Nach einem schweren Erdbeben in Venezuela haben Helfer einen kleinen Jungen lebend aus den Trümmern gezogen – ein seltenes gutes Zeichen inmitten einer großen Katastrophe.

Vor fast einer Woche hat ein starkes Erdbeben den Nordküstenbereich von Venezuela erschüttert. Zwei Beben hintereinander – zuerst die Stärke 7,2, dann direkt 7,5 – haben ganze Stadtteile dem Erdboden gleichgemacht. Besonders betroffen ist die Hafenstadt La Guaira, in der viele Häuser einfach zusammengefallen sind. Offizielle Behörden sprechen mittlerweile von mehr als 2.295 Toten und mehr als 11.000 Verletzten. Nach UN-Angaben werden außerdem über 50.000 Menschen noch vermisst. Das sind sehr hohe Zahlen, die zeigen, wie groß die Katastrophe ist.

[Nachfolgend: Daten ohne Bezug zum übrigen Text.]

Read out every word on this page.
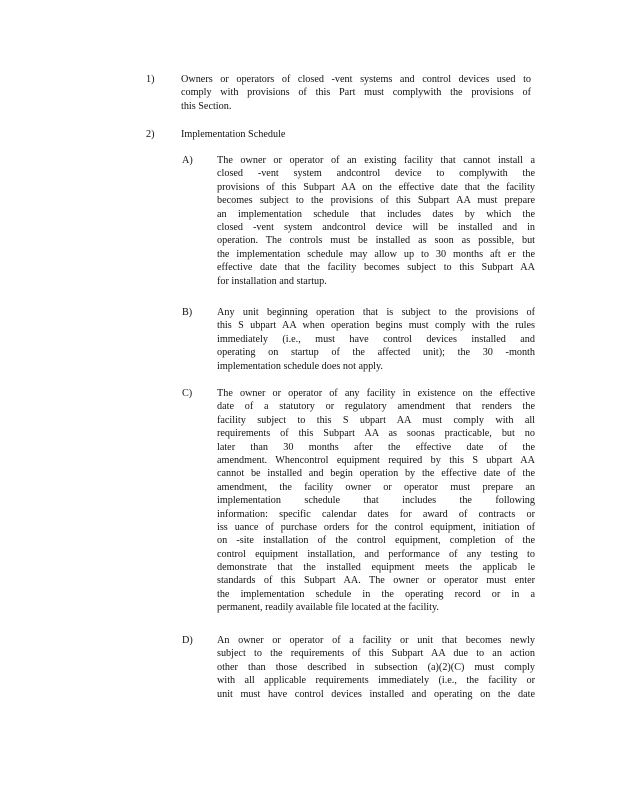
1)	Owners or operators of closed -vent systems and control devices used to
comply with provisions of this Part must complywith the provisions of
this Section.
2)	Implementation Schedule
A) The owner or operator of an existing facility that cannot install a
closed -vent system andcontrol device to complywith the
provisions of this Subpart AA on the effective date that the facility
becomes subject to the provisions of this Subpart AA must prepare
an implementation schedule that includes dates by which the
closed -vent system andcontrol device will be installed and in
operation. The controls must be installed as soon as possible, but
the implementation schedule may allow up to 30 months aft er the
effective date that the facility becomes subject to this Subpart AA
for installation and startup.
B) Any unit beginning operation that is subject to the provisions of
this S ubpart AA when operation begins must comply with the rules
immediately (i.e., must have control devices installed and
operating on startup of the affected unit); the 30 -month
implementation schedule does not apply.
C) The owner or operator of any facility in existence on the effective
date of a statutory or regulatory amendment that renders the
facility subject to this S ubpart AA must comply with all
requirements of this Subpart AA as soonas practicable, but no
later than 30 months after the effective date of the
amendment. Whencontrol equipment required by this S ubpart AA
cannot be installed and begin operation by the effective date of the
amendment, the facility owner or operator must prepare an
implementation schedule that includes the following
information: specific calendar dates for award of contracts or
iss uance of purchase orders for the control equipment, initiation of
on -site installation of the control equipment, completion of the
control equipment installation, and performance of any testing to
demonstrate that the installed equipment meets the applicab le
standards of this Subpart AA. The owner or operator must enter
the implementation schedule in the operating record or in a
permanent, readily available file located at the facility.
D) An owner or operator of a facility or unit that becomes newly
subject to the requirements of this Subpart AA due to an action
other than those described in subsection (a)(2)(C) must comply
with all applicable requirements immediately (i.e., the facility or
unit must have control devices installed and operating on the date
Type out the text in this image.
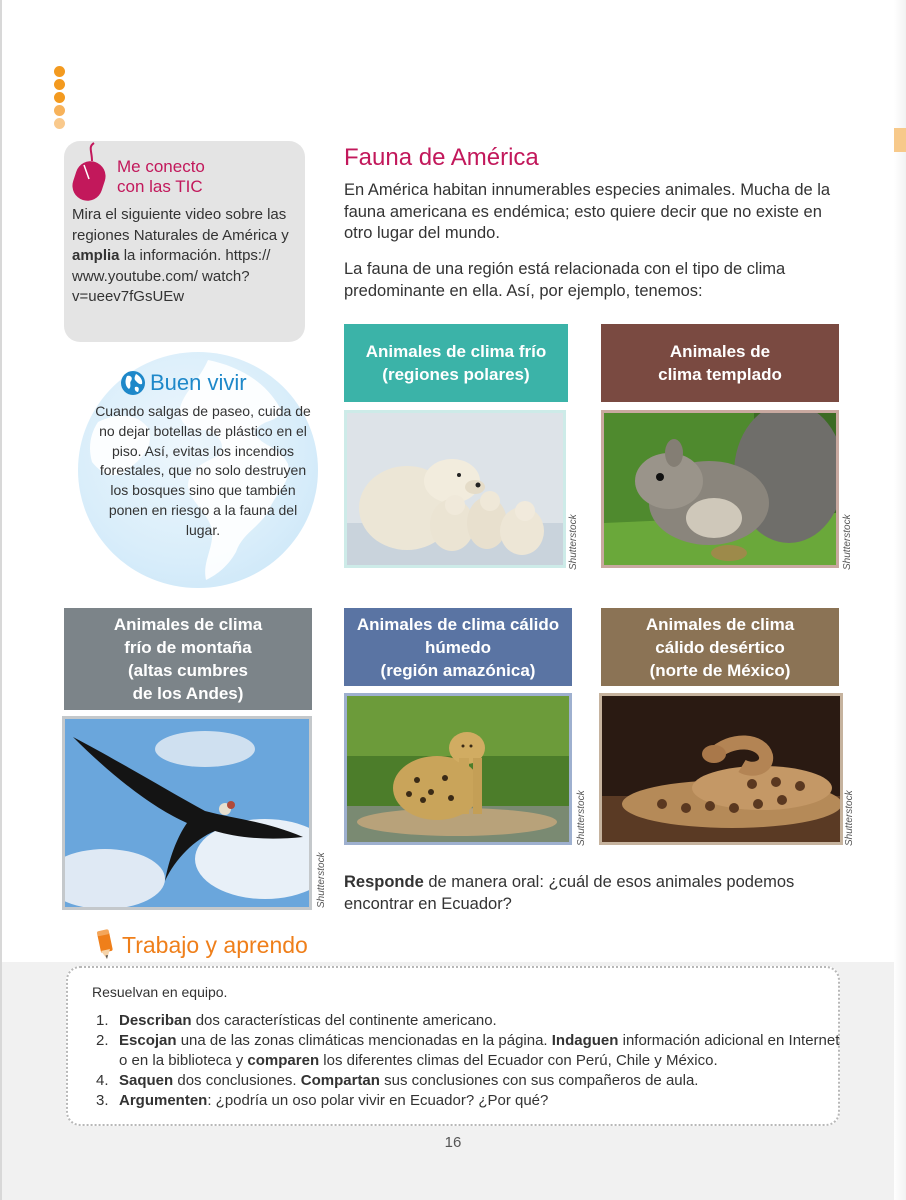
Me conecto
con las TIC
Mira el siguiente video sobre las regiones Naturales de América y amplia la información. https:// www.youtube.com/ watch?v=ueev7fGsUEw
Buen vivir
Cuando salgas de paseo, cuida de no dejar botellas de plástico en el piso. Así, evitas los incendios forestales, que no solo destruyen los bosques sino que también ponen en riesgo a la fauna del lugar.
Fauna de América
En América habitan innumerables especies animales. Mucha de la fauna americana es endémica; esto quiere decir que no existe en otro lugar del mundo.
La fauna de una región está relacionada con el tipo de clima predominante en ella. Así, por ejemplo, tenemos:
Animales de clima frío
(regiones polares)
Shutterstock
Animales de
clima templado
Shutterstock
Animales de clima
frío de montaña
(altas cumbres
de los Andes)
Shutterstock
Animales de clima cálido
húmedo
(región amazónica)
Shutterstock
Animales de clima
cálido desértico
(norte de México)
Shutterstock
Responde de manera oral: ¿cuál de esos animales podemos encontrar en Ecuador?
Trabajo y aprendo
Resuelvan en equipo.
1. Describan dos características del continente americano.
2. Escojan una de las zonas climáticas mencionadas en la página. Indaguen información adicional en Internet o en la biblioteca y comparen los diferentes climas del Ecuador con Perú, Chile y México.
4. Saquen dos conclusiones. Compartan sus conclusiones con sus compañeros de aula.
3. Argumenten: ¿podría un oso polar vivir en Ecuador? ¿Por qué?
16
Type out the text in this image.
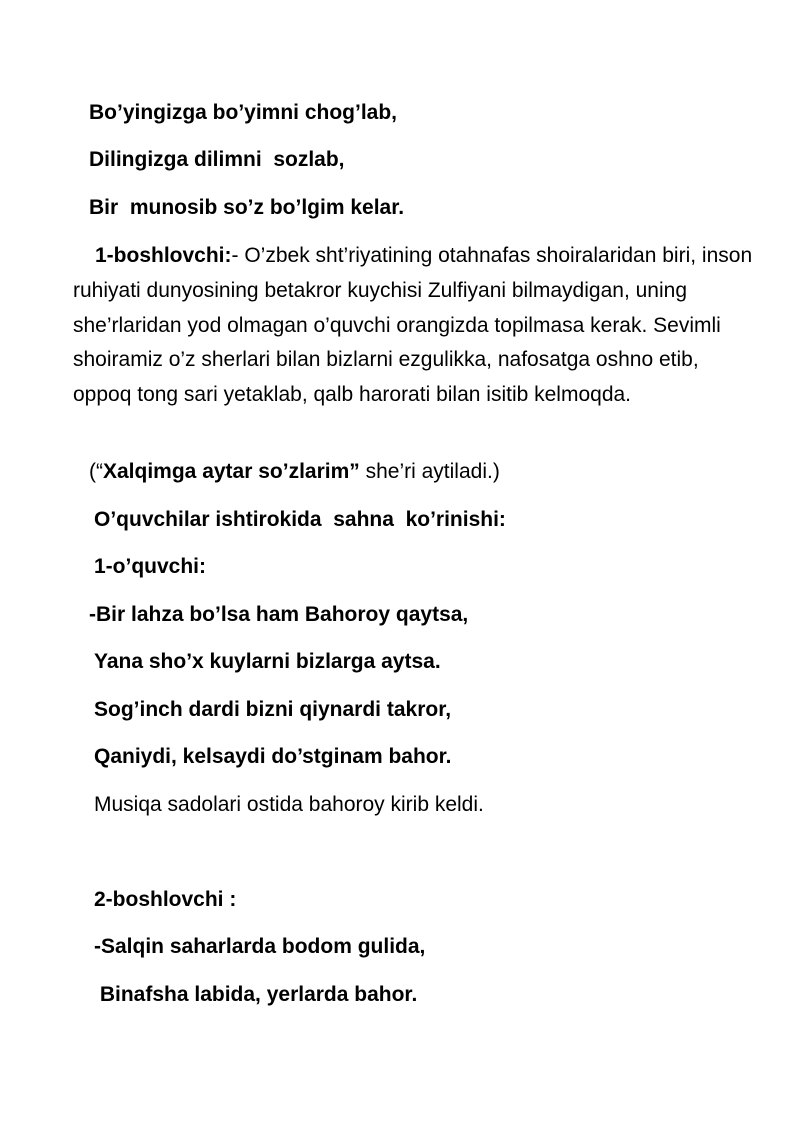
Bo’yingizga bo’yimni chog’lab,
Dilingizga dilimni  sozlab,
Bir  munosib so’z bo’lgim kelar.
1-boshlovchi:- O’zbek sht’riyatining otahnafas shoiralaridan biri, inson ruhiyati dunyosining betakror kuychisi Zulfiyani bilmaydigan, uning she’rlaridan yod olmagan o’quvchi orangizda topilmasa kerak. Sevimli shoiramiz o’z sherlari bilan bizlarni ezgulikka, nafosatga oshno etib, oppoq tong sari yetaklab, qalb harorati bilan isitib kelmoqda.
(“Xalqimga aytar so’zlarim” she’ri aytiladi.)
O’quvchilar ishtirokida  sahna  ko’rinishi:
1-o’quvchi:
-Bir lahza bo’lsa ham Bahoroy qaytsa,
Yana sho’x kuylarni bizlarga aytsa.
Sog’inch dardi bizni qiynardi takror,
Qaniydi, kelsaydi do’stginam bahor.
Musiqa sadolari ostida bahoroy kirib keldi.
2-boshlovchi :
-Salqin saharlarda bodom gulida,
Binafsha labida, yerlarda bahor.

Doch es gibt auch Lichtblicke: Sechs Tage nach den Beben hat ein Team aus Jordanien einen dreijährigen Jungen aus den Trümmern eines Hauses in der Hauptstadt Caracas geborgen. Er bekam sofort Erste Hilfe und wurde in ein Krankenhaus gebracht. Solche Rettungen sind extrem selten, weil die meisten Verschütteten die ersten Tage ohne Wasser und Nahrung nicht überleben – nach 72 Stunden sinken die Chancen rapide. Deshalb feiern Helfer diese Rettung als kleines Wunder. Auch aus El Salvador kam eine gute Nachricht: Einsatzkräfte haben einen 44-jährigen Mann nach stundenlanger Suche in den Trümmern eines Einkaufszentrums lebend gefunden und über einen Schlauch mit Wasser versorgt. Inzwischen sind Helfer aus über 30 Ländern im Katastrophengebiet aktiv, darunter auch das deutsche Technische Hilfswerk (THW). Sie suchen mit Spürhunden und Spezialgeräten, räumen Trümmer frei und kümmern sich um Verletzte.